Approaches to Comparative Literature

The Symbol and Symbolism
Course Number: 
200
Course Type or Level: 
Instructor: 
Harsha Ram
Days: 
W
Time: 
3-6
Semester: 
Location: 
255 Dwinelle

The symbol is one of the most commonly invoked and yet loosely formulated tropes to be employed in literary studies. Unlike other terms of rhetoric, it is also widely invoked in other disciplines, from logic to semiotics to theology.  Derived from the Greek symballein, meaning “to bring together,” it has consistently served to mark the substitution of one object by another. As such, it touches on the basis processes of signification and representation. How is it to be distinguished from other signs, and from related concepts such as image, allegory or myth? The symbol has generated a rich and often contradictory body of speculation from the Greeks to the Romantics and well into the 20th century. In the romantic and postromantic eras, it points to the uncertain yet lingering place of religious feeling in an increasingly secular aesthetic realm, to the changing nature of sensory experience, and to the possibility of recuperating aesthetic forms that appear lost to the modern world. The symbol appears increasingly related to the enigma, the archaic, the esoteric, and to cultural otherness.

The symbol is also one of the few tropes to have generated a literary movement, symbolisme, which ushered in the modernist era in European literature and the plastic arts, particularly in France and Russia. Conventionally seen as marking the crisis of realism and its assumptions about representation, the symbol will also, in the Russian context, coincide with a historical  moment of imperial collapse and revolution.

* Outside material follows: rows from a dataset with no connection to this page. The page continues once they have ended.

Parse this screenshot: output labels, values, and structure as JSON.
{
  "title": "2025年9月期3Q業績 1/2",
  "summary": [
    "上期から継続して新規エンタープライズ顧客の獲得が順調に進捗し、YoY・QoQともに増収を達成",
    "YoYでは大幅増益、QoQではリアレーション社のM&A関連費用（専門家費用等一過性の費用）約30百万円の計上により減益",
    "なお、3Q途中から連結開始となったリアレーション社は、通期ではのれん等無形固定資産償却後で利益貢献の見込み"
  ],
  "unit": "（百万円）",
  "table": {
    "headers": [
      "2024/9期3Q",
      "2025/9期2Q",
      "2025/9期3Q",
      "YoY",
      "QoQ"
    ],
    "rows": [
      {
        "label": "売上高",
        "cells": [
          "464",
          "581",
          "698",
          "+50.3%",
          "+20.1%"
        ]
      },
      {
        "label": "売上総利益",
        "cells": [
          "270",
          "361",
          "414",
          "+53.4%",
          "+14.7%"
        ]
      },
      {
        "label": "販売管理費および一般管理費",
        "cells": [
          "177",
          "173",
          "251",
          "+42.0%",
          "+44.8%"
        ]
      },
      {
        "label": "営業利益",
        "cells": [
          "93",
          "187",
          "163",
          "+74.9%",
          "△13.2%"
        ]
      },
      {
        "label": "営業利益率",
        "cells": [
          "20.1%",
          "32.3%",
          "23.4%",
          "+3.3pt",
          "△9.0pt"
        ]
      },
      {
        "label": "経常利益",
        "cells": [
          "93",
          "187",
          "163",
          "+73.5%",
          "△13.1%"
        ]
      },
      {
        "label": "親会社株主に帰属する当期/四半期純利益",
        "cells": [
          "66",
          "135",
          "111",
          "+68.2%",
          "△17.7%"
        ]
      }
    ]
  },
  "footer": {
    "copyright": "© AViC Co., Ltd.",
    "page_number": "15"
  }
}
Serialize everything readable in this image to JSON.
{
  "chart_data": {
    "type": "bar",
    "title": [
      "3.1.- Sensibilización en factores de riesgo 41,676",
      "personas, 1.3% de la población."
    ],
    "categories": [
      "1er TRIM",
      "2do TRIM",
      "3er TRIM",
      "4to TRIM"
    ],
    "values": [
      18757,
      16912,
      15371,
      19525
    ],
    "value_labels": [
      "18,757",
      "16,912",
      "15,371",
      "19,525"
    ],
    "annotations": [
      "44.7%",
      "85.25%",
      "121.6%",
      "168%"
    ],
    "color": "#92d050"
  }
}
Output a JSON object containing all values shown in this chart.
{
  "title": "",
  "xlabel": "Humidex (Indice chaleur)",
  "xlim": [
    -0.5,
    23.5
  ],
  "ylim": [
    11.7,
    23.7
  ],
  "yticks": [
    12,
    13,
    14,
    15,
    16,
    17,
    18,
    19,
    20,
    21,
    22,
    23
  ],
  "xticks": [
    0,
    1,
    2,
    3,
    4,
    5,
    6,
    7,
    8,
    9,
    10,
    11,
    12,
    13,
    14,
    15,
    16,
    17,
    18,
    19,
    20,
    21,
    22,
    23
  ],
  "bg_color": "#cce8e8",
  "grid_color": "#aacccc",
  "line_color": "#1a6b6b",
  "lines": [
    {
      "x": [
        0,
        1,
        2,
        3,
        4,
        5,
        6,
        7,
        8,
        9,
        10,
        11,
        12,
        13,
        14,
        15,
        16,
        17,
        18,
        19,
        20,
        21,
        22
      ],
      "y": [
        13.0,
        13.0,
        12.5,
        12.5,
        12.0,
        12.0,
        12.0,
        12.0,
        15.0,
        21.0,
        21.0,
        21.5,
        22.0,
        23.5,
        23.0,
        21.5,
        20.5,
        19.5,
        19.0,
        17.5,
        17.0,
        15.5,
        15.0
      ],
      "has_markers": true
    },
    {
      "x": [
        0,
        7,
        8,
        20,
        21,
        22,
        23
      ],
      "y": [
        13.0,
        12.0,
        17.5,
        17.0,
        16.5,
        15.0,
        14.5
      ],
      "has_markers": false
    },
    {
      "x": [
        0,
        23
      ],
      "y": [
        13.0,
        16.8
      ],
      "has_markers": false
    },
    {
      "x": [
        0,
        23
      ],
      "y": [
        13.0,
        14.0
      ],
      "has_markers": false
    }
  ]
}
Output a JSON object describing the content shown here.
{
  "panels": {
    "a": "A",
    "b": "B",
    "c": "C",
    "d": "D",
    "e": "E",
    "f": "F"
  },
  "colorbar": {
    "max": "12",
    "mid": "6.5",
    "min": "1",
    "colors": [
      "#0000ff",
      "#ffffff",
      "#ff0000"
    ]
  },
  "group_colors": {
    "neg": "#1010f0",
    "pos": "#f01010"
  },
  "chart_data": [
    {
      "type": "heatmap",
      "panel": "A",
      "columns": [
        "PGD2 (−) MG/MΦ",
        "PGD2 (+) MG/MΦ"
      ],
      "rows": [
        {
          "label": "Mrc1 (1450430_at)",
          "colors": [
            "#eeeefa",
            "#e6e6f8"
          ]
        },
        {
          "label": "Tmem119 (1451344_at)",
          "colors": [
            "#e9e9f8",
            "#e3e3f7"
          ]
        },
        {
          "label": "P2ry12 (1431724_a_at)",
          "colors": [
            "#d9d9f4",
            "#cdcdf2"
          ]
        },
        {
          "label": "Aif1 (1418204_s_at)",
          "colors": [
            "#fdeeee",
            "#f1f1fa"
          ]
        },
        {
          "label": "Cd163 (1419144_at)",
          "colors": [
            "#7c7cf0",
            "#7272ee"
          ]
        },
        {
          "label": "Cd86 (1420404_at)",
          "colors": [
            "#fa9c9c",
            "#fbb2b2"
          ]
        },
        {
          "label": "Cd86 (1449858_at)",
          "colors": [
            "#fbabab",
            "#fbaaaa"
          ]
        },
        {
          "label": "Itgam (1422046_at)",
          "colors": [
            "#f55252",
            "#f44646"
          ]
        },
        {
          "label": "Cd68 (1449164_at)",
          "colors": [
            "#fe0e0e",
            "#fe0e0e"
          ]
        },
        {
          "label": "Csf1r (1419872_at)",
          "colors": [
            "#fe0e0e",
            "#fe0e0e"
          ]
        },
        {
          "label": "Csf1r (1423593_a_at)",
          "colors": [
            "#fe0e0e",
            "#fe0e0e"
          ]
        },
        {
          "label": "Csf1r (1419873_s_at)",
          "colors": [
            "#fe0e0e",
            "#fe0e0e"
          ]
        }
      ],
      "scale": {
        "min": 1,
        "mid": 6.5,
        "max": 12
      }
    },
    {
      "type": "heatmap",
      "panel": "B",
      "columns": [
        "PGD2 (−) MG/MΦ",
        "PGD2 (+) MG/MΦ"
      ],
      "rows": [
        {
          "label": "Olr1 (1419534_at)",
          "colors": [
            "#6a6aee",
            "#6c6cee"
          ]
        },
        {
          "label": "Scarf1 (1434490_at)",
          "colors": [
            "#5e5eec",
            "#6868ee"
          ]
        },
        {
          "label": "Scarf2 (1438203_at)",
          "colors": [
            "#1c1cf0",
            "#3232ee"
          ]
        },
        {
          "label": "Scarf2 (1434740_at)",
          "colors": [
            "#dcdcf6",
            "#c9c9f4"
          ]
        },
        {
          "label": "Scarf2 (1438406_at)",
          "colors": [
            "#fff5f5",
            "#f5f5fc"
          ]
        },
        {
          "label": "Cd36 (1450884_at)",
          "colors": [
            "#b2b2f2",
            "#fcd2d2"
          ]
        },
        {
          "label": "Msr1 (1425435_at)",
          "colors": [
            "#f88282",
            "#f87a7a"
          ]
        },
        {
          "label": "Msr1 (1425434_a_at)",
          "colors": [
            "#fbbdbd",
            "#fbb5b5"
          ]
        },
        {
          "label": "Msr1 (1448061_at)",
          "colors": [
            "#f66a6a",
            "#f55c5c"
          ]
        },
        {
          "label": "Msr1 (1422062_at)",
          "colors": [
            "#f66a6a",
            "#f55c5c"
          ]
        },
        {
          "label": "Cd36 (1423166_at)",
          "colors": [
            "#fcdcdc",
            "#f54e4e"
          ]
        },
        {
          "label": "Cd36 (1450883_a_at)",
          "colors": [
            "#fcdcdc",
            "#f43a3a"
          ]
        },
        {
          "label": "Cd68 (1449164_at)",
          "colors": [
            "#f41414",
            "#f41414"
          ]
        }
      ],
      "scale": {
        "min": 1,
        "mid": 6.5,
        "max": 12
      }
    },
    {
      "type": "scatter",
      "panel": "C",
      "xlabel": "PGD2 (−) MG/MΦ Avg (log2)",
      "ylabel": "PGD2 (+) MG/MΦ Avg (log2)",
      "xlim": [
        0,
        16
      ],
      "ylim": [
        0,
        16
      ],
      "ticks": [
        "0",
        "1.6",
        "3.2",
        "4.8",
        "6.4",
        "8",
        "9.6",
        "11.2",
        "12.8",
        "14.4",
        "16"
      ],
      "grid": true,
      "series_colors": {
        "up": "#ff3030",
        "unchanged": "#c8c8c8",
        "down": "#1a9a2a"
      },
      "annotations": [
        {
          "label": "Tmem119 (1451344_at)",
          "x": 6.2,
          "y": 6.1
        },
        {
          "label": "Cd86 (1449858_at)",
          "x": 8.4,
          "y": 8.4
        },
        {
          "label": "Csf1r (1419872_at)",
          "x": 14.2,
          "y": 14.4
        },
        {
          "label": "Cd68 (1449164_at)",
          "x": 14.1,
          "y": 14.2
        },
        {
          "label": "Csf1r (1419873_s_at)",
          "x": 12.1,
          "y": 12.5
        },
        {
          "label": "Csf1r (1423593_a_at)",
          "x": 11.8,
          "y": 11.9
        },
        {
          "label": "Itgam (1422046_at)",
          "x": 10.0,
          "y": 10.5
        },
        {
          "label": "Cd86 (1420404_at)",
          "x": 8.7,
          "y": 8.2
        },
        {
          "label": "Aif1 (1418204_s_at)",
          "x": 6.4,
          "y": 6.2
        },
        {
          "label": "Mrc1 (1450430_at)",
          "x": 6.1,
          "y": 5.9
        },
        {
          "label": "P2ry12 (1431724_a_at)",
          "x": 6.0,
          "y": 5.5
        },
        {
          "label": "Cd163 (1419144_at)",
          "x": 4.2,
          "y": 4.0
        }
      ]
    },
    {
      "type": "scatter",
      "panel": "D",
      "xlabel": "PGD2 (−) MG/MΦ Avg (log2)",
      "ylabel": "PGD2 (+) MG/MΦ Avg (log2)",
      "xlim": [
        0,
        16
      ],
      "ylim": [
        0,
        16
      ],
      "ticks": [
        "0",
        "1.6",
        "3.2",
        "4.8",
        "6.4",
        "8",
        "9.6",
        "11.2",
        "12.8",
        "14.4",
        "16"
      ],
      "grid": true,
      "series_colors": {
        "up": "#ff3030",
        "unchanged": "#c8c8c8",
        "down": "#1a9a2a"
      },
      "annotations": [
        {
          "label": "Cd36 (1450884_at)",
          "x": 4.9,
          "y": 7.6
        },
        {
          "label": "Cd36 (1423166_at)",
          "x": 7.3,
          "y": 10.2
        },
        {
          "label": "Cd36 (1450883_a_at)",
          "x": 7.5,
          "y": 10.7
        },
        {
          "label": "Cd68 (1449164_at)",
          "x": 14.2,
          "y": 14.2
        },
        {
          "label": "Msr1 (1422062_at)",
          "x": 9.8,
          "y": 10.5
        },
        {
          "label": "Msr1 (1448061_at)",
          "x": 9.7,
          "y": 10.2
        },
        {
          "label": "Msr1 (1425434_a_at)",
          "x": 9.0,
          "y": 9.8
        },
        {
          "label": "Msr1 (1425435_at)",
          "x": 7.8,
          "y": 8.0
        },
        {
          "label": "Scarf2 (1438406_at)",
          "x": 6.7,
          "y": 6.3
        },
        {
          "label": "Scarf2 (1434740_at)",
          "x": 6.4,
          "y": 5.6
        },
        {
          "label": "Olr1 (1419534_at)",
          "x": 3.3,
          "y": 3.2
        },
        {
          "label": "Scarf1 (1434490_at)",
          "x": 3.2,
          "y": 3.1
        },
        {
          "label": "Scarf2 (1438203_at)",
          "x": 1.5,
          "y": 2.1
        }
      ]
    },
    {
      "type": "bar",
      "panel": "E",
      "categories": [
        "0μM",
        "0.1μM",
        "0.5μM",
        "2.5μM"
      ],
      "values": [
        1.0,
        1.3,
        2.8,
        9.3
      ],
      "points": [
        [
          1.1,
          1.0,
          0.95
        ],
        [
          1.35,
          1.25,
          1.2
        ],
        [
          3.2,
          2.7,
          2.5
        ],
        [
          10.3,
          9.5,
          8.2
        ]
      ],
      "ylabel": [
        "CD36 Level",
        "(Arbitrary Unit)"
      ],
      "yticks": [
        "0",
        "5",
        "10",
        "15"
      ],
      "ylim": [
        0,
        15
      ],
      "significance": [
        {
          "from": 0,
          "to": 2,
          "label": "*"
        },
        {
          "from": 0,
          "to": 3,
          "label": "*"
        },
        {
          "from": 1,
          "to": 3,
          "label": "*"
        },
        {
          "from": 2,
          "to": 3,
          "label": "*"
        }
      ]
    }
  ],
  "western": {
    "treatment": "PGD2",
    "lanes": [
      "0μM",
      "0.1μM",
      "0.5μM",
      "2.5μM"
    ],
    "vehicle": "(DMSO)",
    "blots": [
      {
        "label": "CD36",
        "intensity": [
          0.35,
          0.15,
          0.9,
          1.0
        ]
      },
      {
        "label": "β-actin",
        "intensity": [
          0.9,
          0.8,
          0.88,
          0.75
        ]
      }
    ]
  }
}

The “symbolist” symbol thus marks a curious convergence of theory and practice: the epistemological, aesthetic, and even religious claims of the symbol in many ways determined the programmatic goals and failures of the European fin-de-siècle. We will address the aesthetics and epistemology of the symbol not merely as a literary-historical problem but also as one of geography. How does the symbol travel across cultural and linguistic space? What “chronotopic” possibilities does the symbol afford? Can the vicissitudes of the symbol allow us to understand how some of the founding tropes of romanticism and modernism move not only through time and space but also engender notions of time and space?

We will be particularly interested in crosscultural contact, and foundational oppositions such as East and West.

Readings include Aristotle, Schelling, Novalis, Creuzer, Hegel, Cassirer, Balzac, Baudelaire, Benjamin, Rodenbach, Biely, and Blok.